Лисандра нахмурилась. Она никак не ждала столь откровенного признания. Естественно, девушка понимала, что он очень ею увлекся, догадывалась, что его сразили ее красота и душевные качества, но думала все же, что привычка следовать правилам удержит его от прямого разговора. Это произошло, и она заметно смутилась. В их общем прошлом был некий момент, когда Лисандра, возможно, благосклонно приняла бы его ухаживания, но он давно миновал. Теперь ей было вполне очевидно, какая то была глупость.

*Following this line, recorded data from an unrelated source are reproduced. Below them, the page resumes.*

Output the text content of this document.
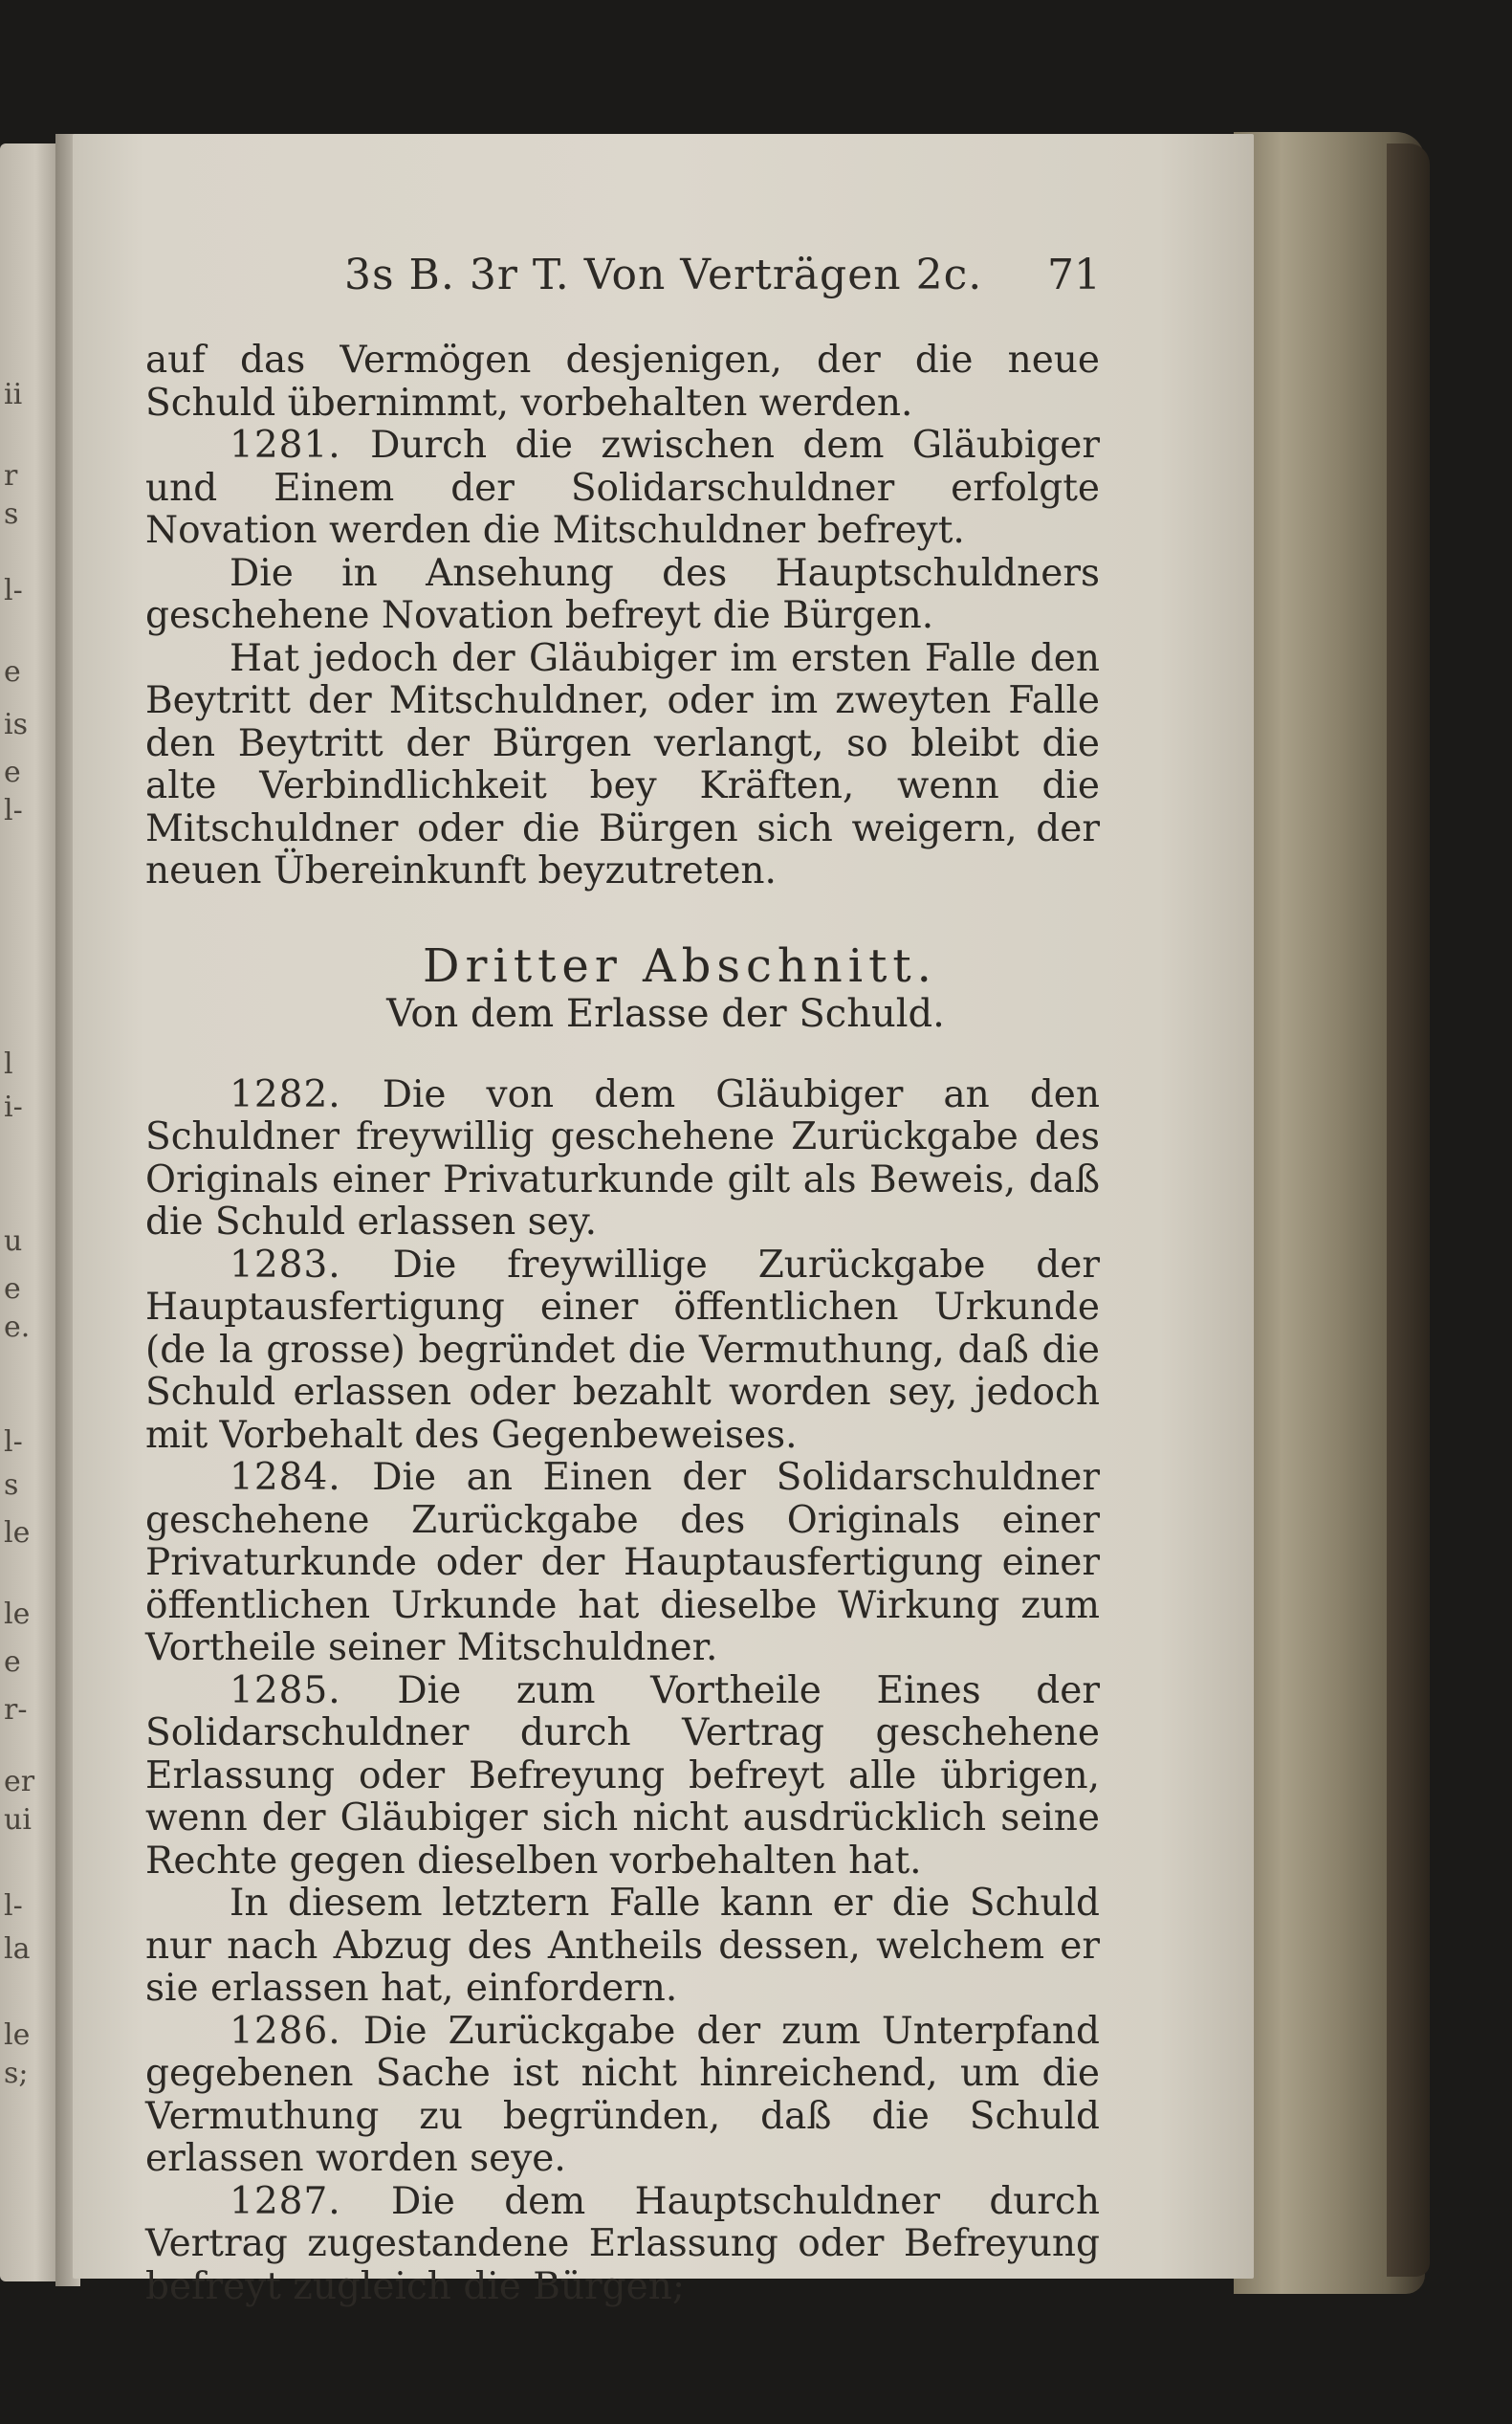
ii
r
s
l-
e
is
e
l-
l
i-
u
e
e.
l-
s
le
le
e
r-
er
ui
l-
la
le
s;
3s B. 3r T. Von Verträgen 2c.	71

auf das Vermögen desjenigen, der die neue Schuld übernimmt, vorbehalten werden.

1281. Durch die zwischen dem Gläubiger und Einem der Solidarschuldner erfolgte Novation werden die Mitschuldner befreyt.

Die in Ansehung des Hauptschuldners geschehene Novation befreyt die Bürgen.

Hat jedoch der Gläubiger im ersten Falle den Beytritt der Mitschuldner, oder im zweyten Falle den Beytritt der Bürgen verlangt, so bleibt die alte Verbindlichkeit bey Kräften, wenn die Mitschuldner oder die Bürgen sich weigern, der neuen Übereinkunft beyzutreten.

Dritter Abschnitt.
Von dem Erlasse der Schuld.

1282. Die von dem Gläubiger an den Schuldner freywillig geschehene Zurückgabe des Originals einer Privaturkunde gilt als Beweis, daß die Schuld erlassen sey.

1283. Die freywillige Zurückgabe der Hauptausfertigung einer öffentlichen Urkunde (de la grosse) begründet die Vermuthung, daß die Schuld erlassen oder bezahlt worden sey, jedoch mit Vorbehalt des Gegenbeweises.

1284. Die an Einen der Solidarschuldner geschehene Zurückgabe des Originals einer Privaturkunde oder der Hauptausfertigung einer öffentlichen Urkunde hat dieselbe Wirkung zum Vortheile seiner Mitschuldner.

1285. Die zum Vortheile Eines der Solidarschuldner durch Vertrag geschehene Erlassung oder Befreyung befreyt alle übrigen, wenn der Gläubiger sich nicht ausdrücklich seine Rechte gegen dieselben vorbehalten hat.

In diesem letztern Falle kann er die Schuld nur nach Abzug des Antheils dessen, welchem er sie erlassen hat, einfordern.

1286. Die Zurückgabe der zum Unterpfand gegebenen Sache ist nicht hinreichend, um die Vermuthung zu begründen, daß die Schuld erlassen worden seye.

1287. Die dem Hauptschuldner durch Vertrag zugestandene Erlassung oder Befreyung befreyt zugleich die Bürgen;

— Я поднакопил денег, — продолжал Катувольк. — Не особенно много, но через год-другой у меня будет достаточно, чтобы нам обоим выкупиться у Бальба. Мы могли бы покинуть Карию и отправиться в Галлию. Я стал бы добрым мужем тебе, Лисандра, если бы ты согласилась за меня выйти. Я молод и силен, умею выращивать скот и строить дома. Ты жила бы со мной, ни в чем не нуждаясь.

— Катувольк!.. — проговорила она и положила ладонь ему на руку.

В его глазах, светившихся любовью, так и вспыхнула надежда, а на губах стала зарождаться улыбка. Спартанка же подумала о том, как это трудно. У нее не было никакого опыта на этой арене.

— У меня нет любви к тебе, — напрямую выложила она.

Откровенность была одним из основных качеств спартанцев. Увы, Лисандра не имела понятия о том, до какой степени может пришибить человека столь простая истина. Она увидела боль на его исказившемся лице и, что удивительно, ощутила ее как свою собственную.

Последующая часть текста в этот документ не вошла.